The other important thing for us, at least in the beginning, is that this is free, in front of the paywall system. You don’t need to be an Apple+ subscriber to access it. We are very excited about that.
Free for a limited time. (Apple has promised free games until June 24 but may require a subscription after that.)
They have the ability to put it behind the paywall system. This is something I would probably expect them to, on some level, do. This is a decision they will make down the road.
As a fan, I may not care how far you reach nationally. I just want to watch my team play. Why does MLB think Apple’s deal is good for fans?
First of all, any time you play a national game, it requires a local game of some importance and exposes it to more people. So, from our point of view, you will reach a huge local and national audience.
I hear what you’re saying on the broadcast side. But, if you look at what’s happened in the pandemic, and the behavior with broadcasting in general, it’s becoming mainstream. Look at the Oscars. CODA just won the [best picture] Oscar. This is a movie that has only been broadcast.
I think the conversation I had a few years ago about, “Hey, you’re broadcasting something and it’s going to negatively affect viewership,” I don’t think that’s the reality anymore. This is definitely not what we see across a variety of content.
In this case, Apple reaches every home with its products and applications. Taking some of these games and making them patriotic gives more people the ability to watch them.
Is this the wave of the future, the beginning of the end of the pack? If I want to see my team play all of its games, will I eventually need five, six, or seven separate streaming subscriptions?
Everything is important. Linear streak is still the most important to us.

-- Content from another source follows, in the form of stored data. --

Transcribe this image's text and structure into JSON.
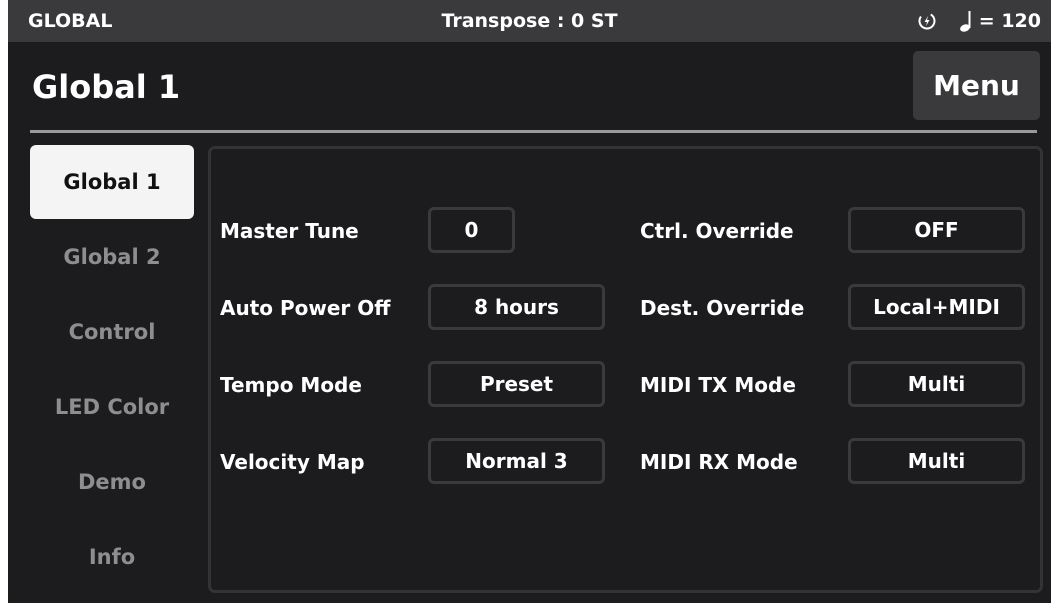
{
  "status_bar": {
    "mode": "GLOBAL",
    "transpose": "Transpose : 0 ST",
    "tempo": "= 120"
  },
  "header": {
    "title": "Global 1",
    "menu_label": "Menu"
  },
  "tabs": [
    {
      "label": "Global 1",
      "active": true
    },
    {
      "label": "Global 2",
      "active": false
    },
    {
      "label": "Control",
      "active": false
    },
    {
      "label": "LED Color",
      "active": false
    },
    {
      "label": "Demo",
      "active": false
    },
    {
      "label": "Info",
      "active": false
    }
  ],
  "params_left": [
    {
      "label": "Master Tune",
      "value": "0"
    },
    {
      "label": "Auto Power Off",
      "value": "8 hours"
    },
    {
      "label": "Tempo Mode",
      "value": "Preset"
    },
    {
      "label": "Velocity Map",
      "value": "Normal 3"
    }
  ],
  "params_right": [
    {
      "label": "Ctrl. Override",
      "value": "OFF"
    },
    {
      "label": "Dest. Override",
      "value": "Local+MIDI"
    },
    {
      "label": "MIDI TX Mode",
      "value": "Multi"
    },
    {
      "label": "MIDI RX Mode",
      "value": "Multi"
    }
  ],
  "colors": {
    "background": "#1c1c1f",
    "status_bar": "#3a3a3c",
    "active_tab": "#f4f4f4",
    "inactive_tab_text": "#8e8e90"
  }
}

I think what you see on the streaming side is just the realization that there are a lot of people who fall outside the pack. Take Los Angeles, for example. RSN isn’t even distributed to everyone in Los Angeles [Cox Cable does not carry SportsNet LA.]
When you’re talking about a local audience you’re trying to reach, if you take some of these national games, the idea is to reach a much broader audience. This is the goal. If we don’t think this will be the effect, we certainly won’t. We don’t want fewer people watching our content.
I never thought my mother would call me and say, “Have you seen ‘Ozark’ on Netflix?” I didn’t think it would find Netflix at all. But, when everyone got stuck in their homes due to the pandemic, they started consuming every bit of content they could find, and now it’s normal. We feel that streaming has reached that critical mass, as putting exclusive national games there will add to everything we do and reach as wide an audience as possible.
The Dodgers’ Apple debut comes on Jackie Robinson’s Day, when the Dodgers and the league celebrate his legacy and promote all that has been done to ensure his legacy continues. Why would the MLB put the Dodgers on Apple on that day, when fans are having a hard time finding streaming?
This is one of the most important pieces in Major League Baseball, of a historical nature. We celebrate Jackie, breaking barriers 75 years ago. Being able to take that and show it to the masses at a national level is even more impactful, from where we’re sitting.
Listen, it turns out on the calendar that the match was Friday night, so we had this opportunity. But it wasn’t like we made a deal with Jackie Robinson Day. We made a “Friday Night Baseball” deal, it happened to be Jackie Robinson’s day, and we just happened to have a great opportunity to take a game of historical significance and bring it to a much wider audience than if we had started broadcasting locally.